Combining a Titanium-Organic Cage and a Hydrogen-Bonded Organic Cage for Highly Effective Third-Order Nonlinear Optics.

Many metal-organic cages (MOCs) and a few hydrogen-bonded organic cages (HOCs) have been investigated, but little is reported about cooperative self-assembly of MOCs and HOCs. Herein, we describe an unprecedented MOC&HOC co-crystal composed of tetrahedral Ti4 L6 (L=embonate) cages and in-situ-generated [(NH3 )4 (TIPA)4 ] (TIPA=tris(4-(1H-1,2,4-triazol-1-yl)phenyl)amine) cages. Chiral transfer is observed from the enantiopure Ti4 L6 cage to enantiopure [(NH3 )4 (TIPA)4 ] cage. Two homochiral supramolecular frameworks with opposite handedness (PTC-235(Δ) and PTC-235(Λ)) are formed.
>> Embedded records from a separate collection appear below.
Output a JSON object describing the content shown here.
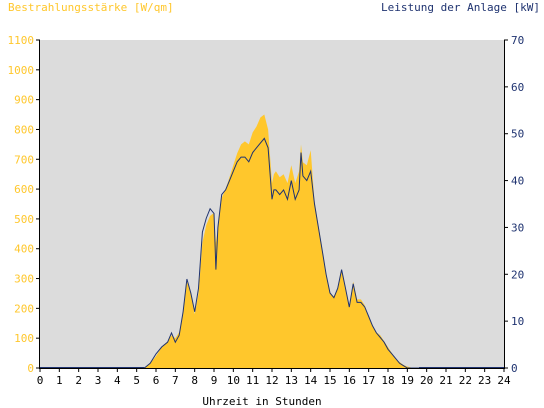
{
  "chart_data": {
    "type": "area",
    "left_axis_title": "Bestrahlungsstärke [W/qm]",
    "right_axis_title": "Leistung der Anlage [kW]",
    "xlabel": "Uhrzeit in Stunden",
    "xlim": [
      0,
      24
    ],
    "ylim_left": [
      0,
      1100
    ],
    "ylim_right": [
      0,
      70
    ],
    "x_ticks": [
      "0",
      "1",
      "2",
      "3",
      "4",
      "5",
      "6",
      "7",
      "8",
      "9",
      "10",
      "11",
      "12",
      "13",
      "14",
      "15",
      "16",
      "17",
      "18",
      "19",
      "20",
      "21",
      "22",
      "23",
      "24"
    ],
    "y_left_ticks": [
      "0",
      "100",
      "200",
      "300",
      "400",
      "500",
      "600",
      "700",
      "800",
      "900",
      "1000",
      "1100"
    ],
    "y_right_ticks": [
      "0",
      "10",
      "20",
      "30",
      "40",
      "50",
      "60",
      "70"
    ],
    "colors": {
      "irradiance_fill": "#ffc72c",
      "power_line": "#1f3370",
      "left_axis_text": "#ffc72c",
      "right_axis_text": "#1f3370",
      "plot_background": "#dcdcdc"
    },
    "grid": false,
    "series": [
      {
        "key": "irradiance",
        "type": "area",
        "axis": "left",
        "x": [
          5.4,
          5.7,
          6.0,
          6.3,
          6.6,
          6.8,
          7.0,
          7.2,
          7.4,
          7.6,
          7.8,
          8.0,
          8.2,
          8.4,
          8.6,
          8.8,
          9.0,
          9.1,
          9.2,
          9.4,
          9.6,
          9.8,
          10.0,
          10.2,
          10.4,
          10.6,
          10.8,
          11.0,
          11.2,
          11.4,
          11.6,
          11.8,
          12.0,
          12.1,
          12.2,
          12.4,
          12.6,
          12.8,
          13.0,
          13.2,
          13.4,
          13.5,
          13.6,
          13.8,
          14.0,
          14.2,
          14.4,
          14.6,
          14.8,
          15.0,
          15.2,
          15.4,
          15.6,
          15.8,
          16.0,
          16.2,
          16.4,
          16.6,
          16.8,
          17.0,
          17.2,
          17.4,
          17.6,
          17.8,
          18.0,
          18.2,
          18.4,
          18.6,
          18.8,
          19.0,
          19.3,
          19.6
        ],
        "y": [
          0,
          15,
          40,
          70,
          90,
          110,
          100,
          120,
          190,
          290,
          250,
          180,
          250,
          420,
          480,
          510,
          520,
          420,
          470,
          570,
          600,
          640,
          680,
          720,
          750,
          760,
          750,
          790,
          810,
          840,
          850,
          800,
          620,
          650,
          660,
          640,
          650,
          620,
          680,
          620,
          660,
          750,
          690,
          680,
          730,
          560,
          480,
          400,
          320,
          250,
          240,
          270,
          330,
          270,
          210,
          290,
          230,
          230,
          210,
          170,
          140,
          120,
          110,
          90,
          70,
          50,
          30,
          20,
          10,
          5,
          0,
          0
        ]
      },
      {
        "key": "power",
        "type": "line",
        "axis": "right",
        "x": [
          5.4,
          5.7,
          6.0,
          6.3,
          6.6,
          6.8,
          7.0,
          7.2,
          7.4,
          7.6,
          7.8,
          8.0,
          8.2,
          8.4,
          8.6,
          8.8,
          9.0,
          9.1,
          9.2,
          9.4,
          9.6,
          9.8,
          10.0,
          10.2,
          10.4,
          10.6,
          10.8,
          11.0,
          11.2,
          11.4,
          11.6,
          11.8,
          12.0,
          12.1,
          12.2,
          12.4,
          12.6,
          12.8,
          13.0,
          13.2,
          13.4,
          13.5,
          13.6,
          13.8,
          14.0,
          14.2,
          14.4,
          14.6,
          14.8,
          15.0,
          15.2,
          15.4,
          15.6,
          15.8,
          16.0,
          16.2,
          16.4,
          16.6,
          16.8,
          17.0,
          17.2,
          17.4,
          17.6,
          17.8,
          18.0,
          18.2,
          18.4,
          18.6,
          18.8,
          19.0,
          19.3,
          19.6
        ],
        "y": [
          0,
          1,
          3,
          4.5,
          5.5,
          7.5,
          5.5,
          7,
          12,
          19,
          16,
          12,
          17,
          29,
          32,
          34,
          33,
          21,
          30,
          37,
          38,
          40,
          42,
          44,
          45,
          45,
          44,
          46,
          47,
          48,
          49,
          47,
          36,
          38,
          38,
          37,
          38,
          36,
          40,
          36,
          38,
          46,
          41,
          40,
          42,
          35,
          30,
          25,
          20,
          16,
          15,
          17,
          21,
          17,
          13,
          18,
          14,
          14,
          13,
          11,
          9,
          7.5,
          6.5,
          5.5,
          4,
          3,
          2,
          1,
          0.5,
          0,
          0,
          0
        ]
      }
    ]
  }
}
Such MOC&HOC co-crystal features high stability in water and other solvents, affording single-crystal-to-single-crystal transformation to trap CH3 CN molecules and identify disordered NH4 + cations. A tablet pressing method is developed to test the third-order nonlinear optical property of KBr-based PTC-235 thin film. Such a thin film exhibits an excellent optical limiting effect.